Monogamia
- Olha! Não sei sequer pregar um prego.
Por diligência só de acompanhar-te,
que mais não sei cerzir outras tarefas
para te ajudar às lidas da cozinha,
aí me sento ao canto, sem barulho,
para não ficar nenhum de nós sozinho.
Por mais de amar-te no que posso e faço
com versos amestrados mas antigos,
que hei-de fazer nas lidas da cozinha?
Vou muita vez ao lixo na Praceta,
com ironia, para fazer de conta
ser tão vulgar como qualquer vizinho.
A minha ajuda é quase serviçal,
porque eu não sei sequer pregar um prego.
Versos que escreva saem sempre mínimos.
Em casa os faço, aqui os vou escondendo,
tão clandestinos fora como dentro,
vergonha de não serem conhecidos.
Por ser concreto sem palavras lúdicas,
meu gosto é mais de gestos que dizeres,
aqui sentado ao canto na cozinha
e sem barulho, para não estares sozinha.
Mal apareço em folhas dos Jornais,
e é disto que não passo ao ser doméstico.
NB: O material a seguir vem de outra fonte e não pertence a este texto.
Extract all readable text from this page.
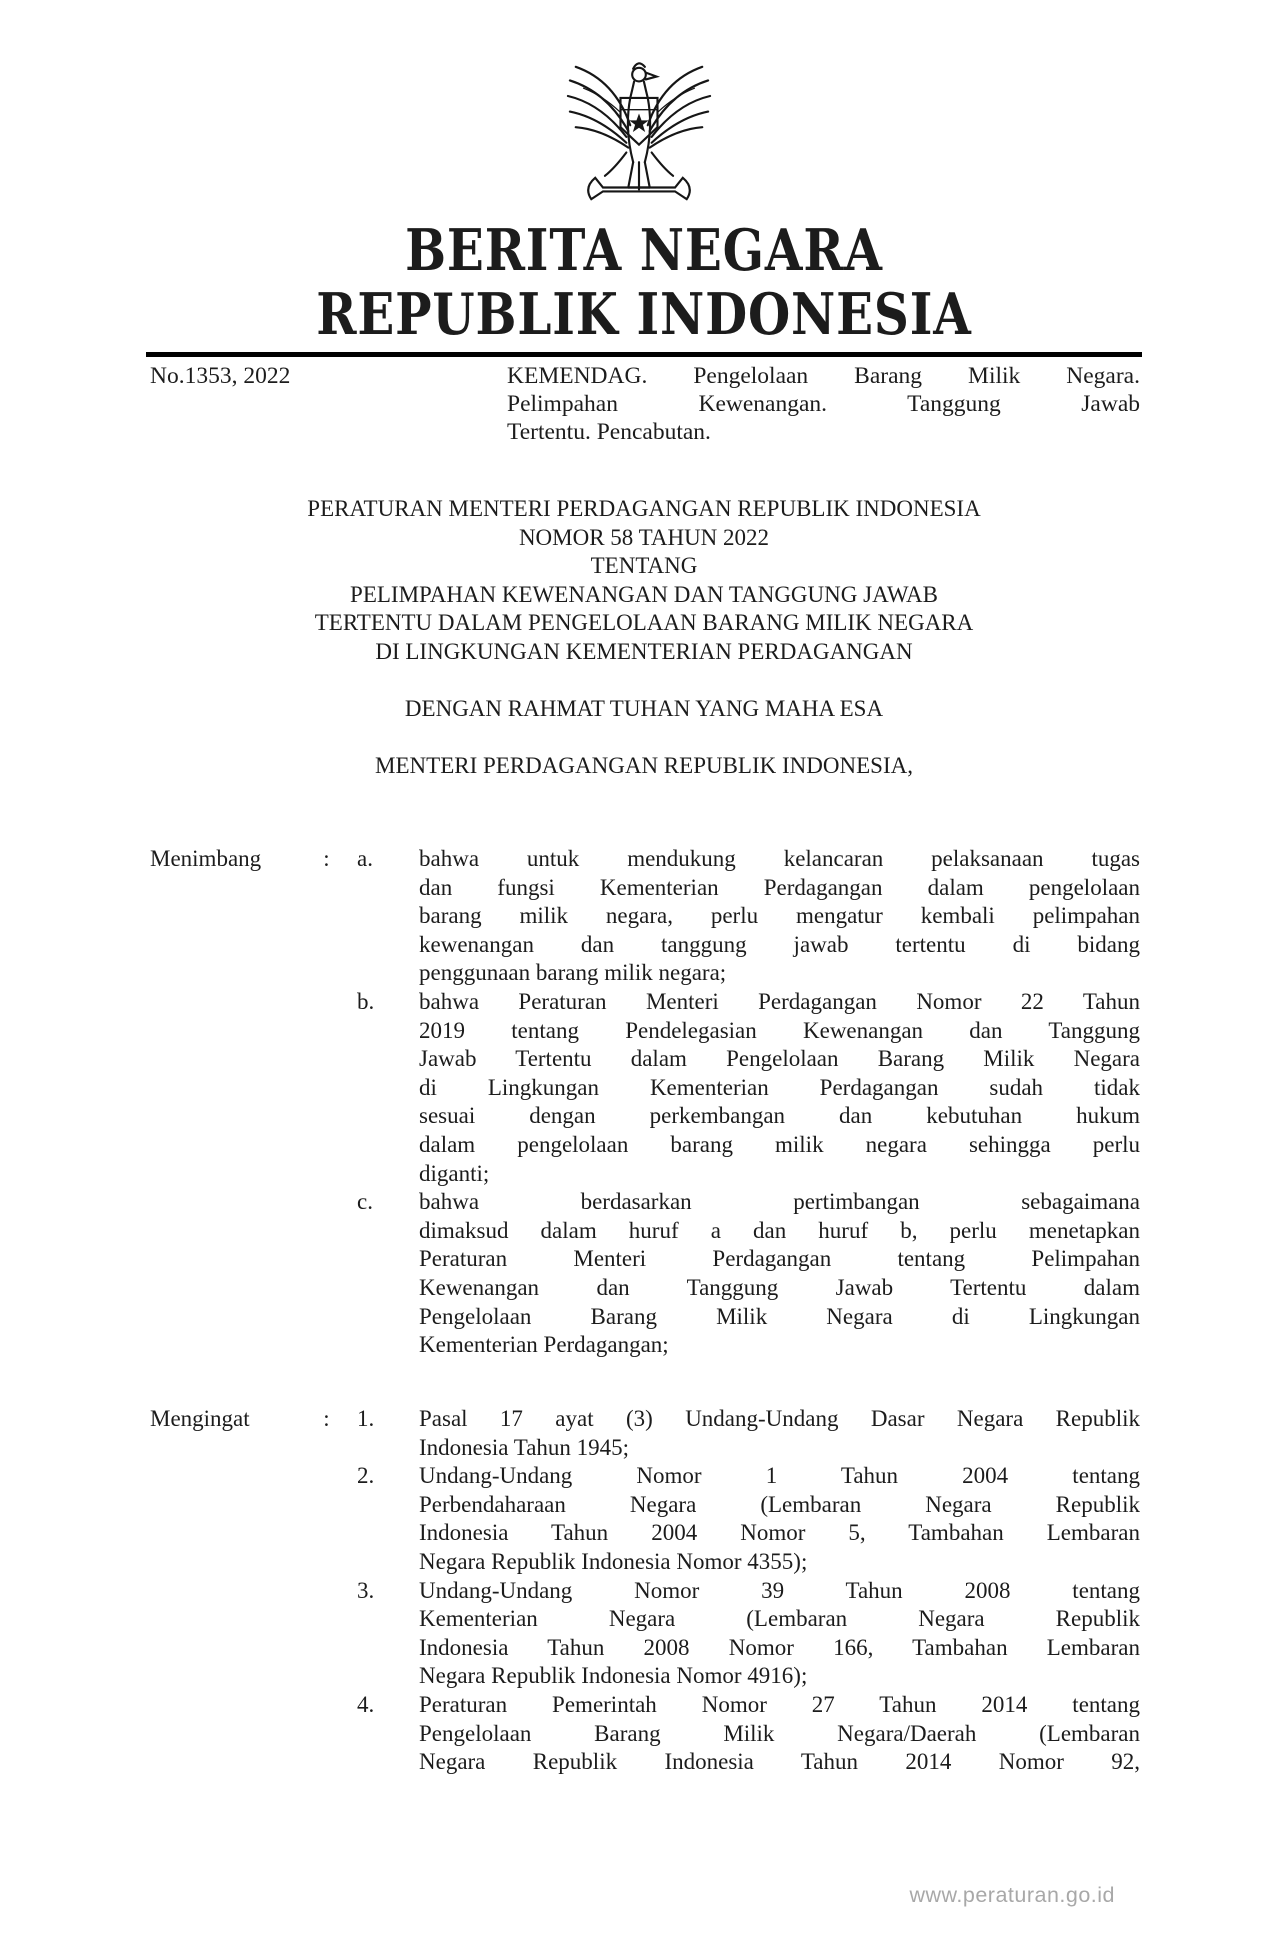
BERITA NEGARA
REPUBLIK INDONESIA
No.1353, 2022	KEMENDAG. Pengelolaan Barang Milik Negara.
Pelimpahan Kewenangan. Tanggung Jawab
Tertentu. Pencabutan.
PERATURAN MENTERI PERDAGANGAN REPUBLIK INDONESIA
NOMOR 58 TAHUN 2022
TENTANG
PELIMPAHAN KEWENANGAN DAN TANGGUNG JAWAB
TERTENTU DALAM PENGELOLAAN BARANG MILIK NEGARA
DI LINGKUNGAN KEMENTERIAN PERDAGANGAN
DENGAN RAHMAT TUHAN YANG MAHA ESA
MENTERI PERDAGANGAN REPUBLIK INDONESIA,
Menimbang	:	a.	bahwa untuk mendukung kelancaran pelaksanaan tugas
dan fungsi Kementerian Perdagangan dalam pengelolaan
barang milik negara, perlu mengatur kembali pelimpahan
kewenangan dan tanggung jawab tertentu di bidang
penggunaan barang milik negara;
b.	bahwa Peraturan Menteri Perdagangan Nomor 22 Tahun
2019 tentang Pendelegasian Kewenangan dan Tanggung
Jawab Tertentu dalam Pengelolaan Barang Milik Negara
di Lingkungan Kementerian Perdagangan sudah tidak
sesuai dengan perkembangan dan kebutuhan hukum
dalam pengelolaan barang milik negara sehingga perlu
diganti;
c.	bahwa berdasarkan pertimbangan sebagaimana
dimaksud dalam huruf a dan huruf b, perlu menetapkan
Peraturan Menteri Perdagangan tentang Pelimpahan
Kewenangan dan Tanggung Jawab Tertentu dalam
Pengelolaan Barang Milik Negara di Lingkungan
Kementerian Perdagangan;
Mengingat	:	1.	Pasal 17 ayat (3) Undang-Undang Dasar Negara Republik
Indonesia Tahun 1945;
2.	Undang-Undang Nomor 1 Tahun 2004 tentang
Perbendaharaan Negara (Lembaran Negara Republik
Indonesia Tahun 2004 Nomor 5, Tambahan Lembaran
Negara Republik Indonesia Nomor 4355);
3.	Undang-Undang Nomor 39 Tahun 2008 tentang
Kementerian Negara (Lembaran Negara Republik
Indonesia Tahun 2008 Nomor 166, Tambahan Lembaran
Negara Republik Indonesia Nomor 4916);
4.	Peraturan Pemerintah Nomor 27 Tahun 2014 tentang
Pengelolaan Barang Milik Negara/Daerah (Lembaran
Negara Republik Indonesia Tahun 2014 Nomor 92,
www.peraturan.go.id
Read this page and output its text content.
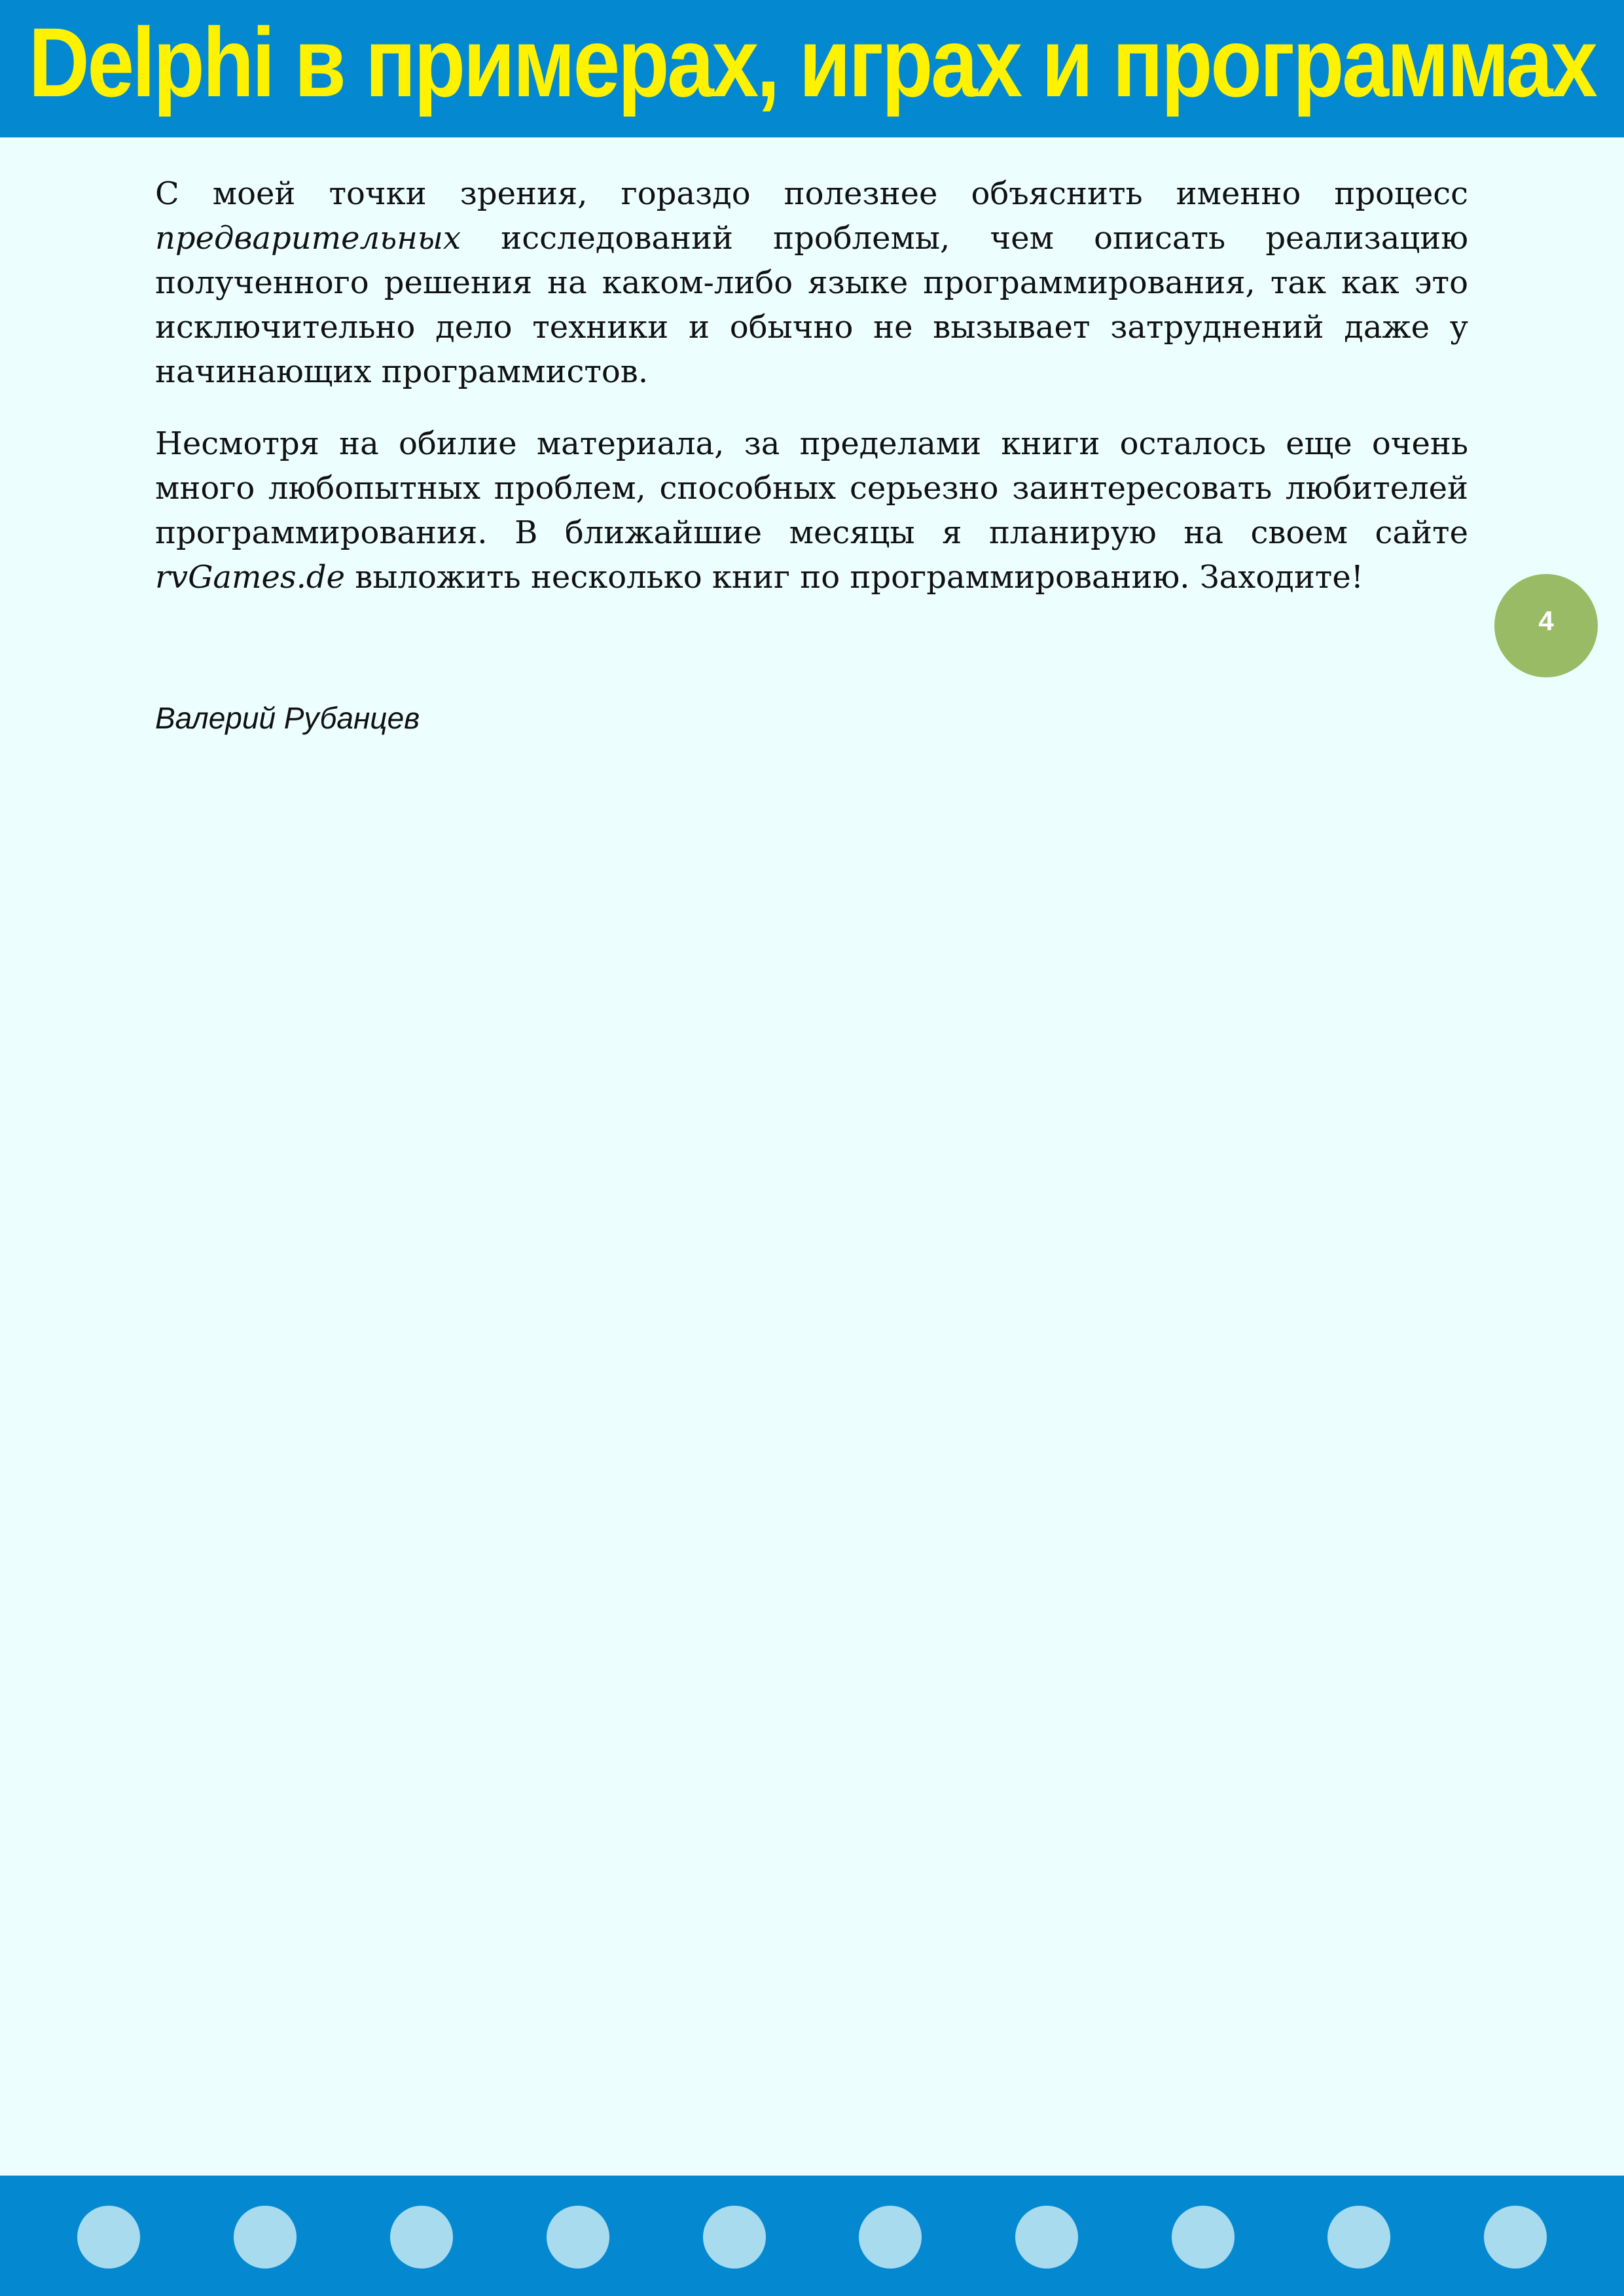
Delphi в примерах, играх и программах

С моей точки зрения, гораздо полезнее объяснить именно процесс предварительных исследований проблемы, чем описать реализацию полученного решения на каком-либо языке программирования, так как это исключительно дело техники и обычно не вызывает затруднений даже у начинающих программистов.

Несмотря на обилие материала, за пределами книги осталось еще очень много любопытных проблем, способных серьезно заинтересовать любителей программирования. В ближайшие месяцы я планирую на своем сайте rvGames.de выложить несколько книг по программированию. Заходите!

Валерий Рубанцев
4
Ter um escritório é ficar lá dentro,
ninguém do seu escritório faz cozinha,
poeta ao mesmo tempo destes versos
que na Praceta vai também ao lixo.
- Eu que não sei sequer pregar
um prego.
Ainda assim, lá vou compondo os versos
de alguma solução que é sofrimento.
Não é silêncio não fazer barulho.
Para não ficar nenhum de nós sozinho,
aqui me sento a ver-te na cozinha,
até que vá ao lixo na Praceta.
Escrever é vício, amar é condição.
Não é com versos que se prega um prego...
... nem é com versos que o amor se faz.
Fico sentado ao canto na cozinha.
Quando amanhã vierem cá jantar
os nossos netos mais os nossos genros
e a nossa nora, rapariga atenta,
os filhos sabem que eu não prego um prego.
- Louvado seja o canto da
cozinha.
Vou lá, para dentro, aqui não faço nada.
Todos cá vêm, vai haver jantar
Que hei-de dizer senão ficar sentado?
- Sentindo quanto fazes na
cozinha
e à espera de ir ao lixo na Praceta,
à espera da alegria do jantar.
Sabes que mais? Eu vou mas é deitar-me.
Mulher de amor, não vais ficar sozinha.
Não estar sozinho é dar-se em liberdade.
Do resto, o que é que fica? - A solidão?
Quem sabe a solidão? - A liberdade?
Poeta antigo sem pregar um prego,
tenho os limites dos meus versos métricos.
Dramas - se os há, não são da poesia.
Eu tenho os meus em ti já esclarecidos.
Uma cozinha pode ser um mito,
- até, para quem souber pregar
um prego.
Pode escrever-se sem se ter escritório,
contabilistas é que o não dispensam,
qualquer poeta vive sem escritório
- mais fácil de entender que uma
cozinha,
mais acessível do que ir ao lixo.
Mas eu não me dispenso aqui sentado,
suspenso, sem barulho, em companhia,
para não ficar nenhum de nós sozinho.
Nem o silêncio é não fazer barulho.
Há solidão também na companhia
de nem sequer saber pregar um prego,
embora seja ilustre fazer versos.
Por diligência, estes são convictos.
Aqui os deixo sem fazer de conta,
por fantasia em vida dos poetas...
(...) de alguma vez sentados na cozinha,
de alguma vez ao lixo na Praceta.
Carlos Garcia de Castro, in ‘Gloria Victis‘,
Portalegre, Abril de 2000
In Carlos Garcia de Castro, Gloria Victis. Não-Poemas, Edições
Sempre-em-Pé, colecção Universos/Poesia, 2007, ISBN 978-972-8870-14-0.